A good leader does not seek the limelight but aims to congratulate their team for the work they do. While leaders are frequently more visible than their team, leaders in the MEU use their visibility to highlight the great work of their team members and others.
Conflicts of Interest
A leader notices when they are conflicted and delegates decisions to others on their team or to other teams. When in doubt, leaders publicly ask for a second opinion. They realize that perceived conflicts of interest are as important as real conflicts of interest and are cognizant of perceptions; they understand that their actions are as tainted by perceived conflicts as by real ones.
Keeping the Personal Personal
No team is an extension of its leader's personality and leaders' personal feelings and desires will diverge from the interest of their teams. When acting in their capacity of leaders, leaders should not ignore their own beliefs, feelings, and principles but must hold the interests of their team and the MEU community above their own convictions. Leaders make difficult choices but are careful to act in the best interests of their communities. They work with established processes in the community and delegate decisions to others who can.
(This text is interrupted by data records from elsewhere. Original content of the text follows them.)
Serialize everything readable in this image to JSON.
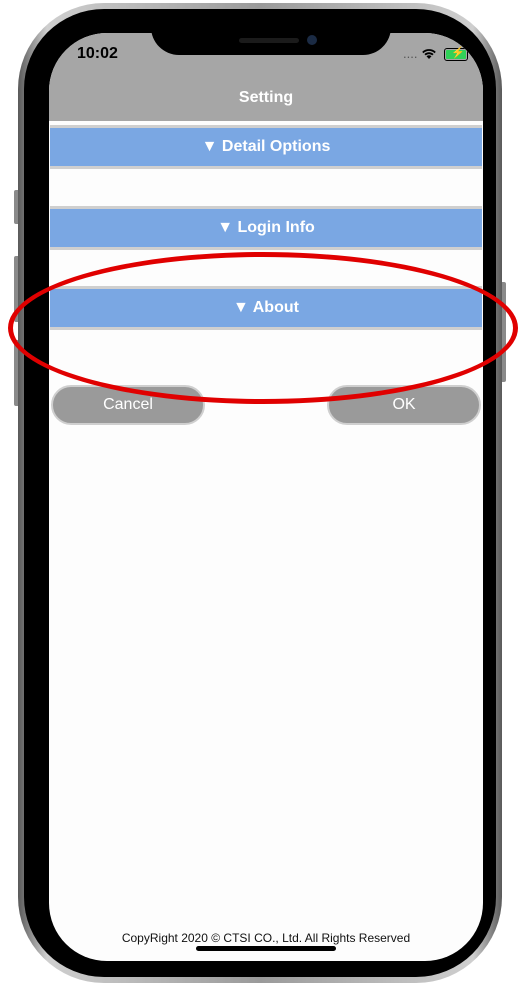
{
  "status_bar": {
    "time": "10:02",
    "signal": "....",
    "wifi_icon": "wifi-icon",
    "battery_icon": "battery-charging-icon"
  },
  "header": {
    "title": "Setting"
  },
  "sections": [
    {
      "label": "▼ Detail Options"
    },
    {
      "label": "▼ Login Info"
    },
    {
      "label": "▼ About"
    }
  ],
  "buttons": {
    "cancel": "Cancel",
    "ok": "OK"
  },
  "footer": {
    "copyright": "CopyRight 2020 © CTSI CO., Ltd. All Rights Reserved"
  },
  "colors": {
    "header_bg": "#a6a6a6",
    "section_bg": "#7aa7e3",
    "button_bg": "#9a9a9a",
    "annotation": "#e00000"
  }
}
The MEU Code of Conduct discusses the importance of gracefully stepping down from a position. This is particularly important for leaders who are responsible for decisions or specific processes - for example, if your participation is needed to reach quorum in a team meeting. If someone in a leadership role does not have time to fulfil their role temporarily, they should warn their team in advance. If an absence becomes extended, they should step down from their leadership position until they have more time to follow through. Similarly, leaders should step down gracefully -- as described in the Code of Conduct. When someone takes on a leadership position in the MEU, they are making a commitment to step down gracefully and to ensure that others on the team can easily continue where they leave off.
Note that this is less important in cases where the leadership role does not "block" decisions while the person is absent. For example, if you are one of a team of 50 list moderators, then an extended absence does not mean you should necessarily step down, because decisions will not be blocked by you not being there. Conversely, if your leadership seat is essential for decisions, then extended absences should be very carefully managed, and you should consider stepping down or at least nominating a stand-in while you will be away.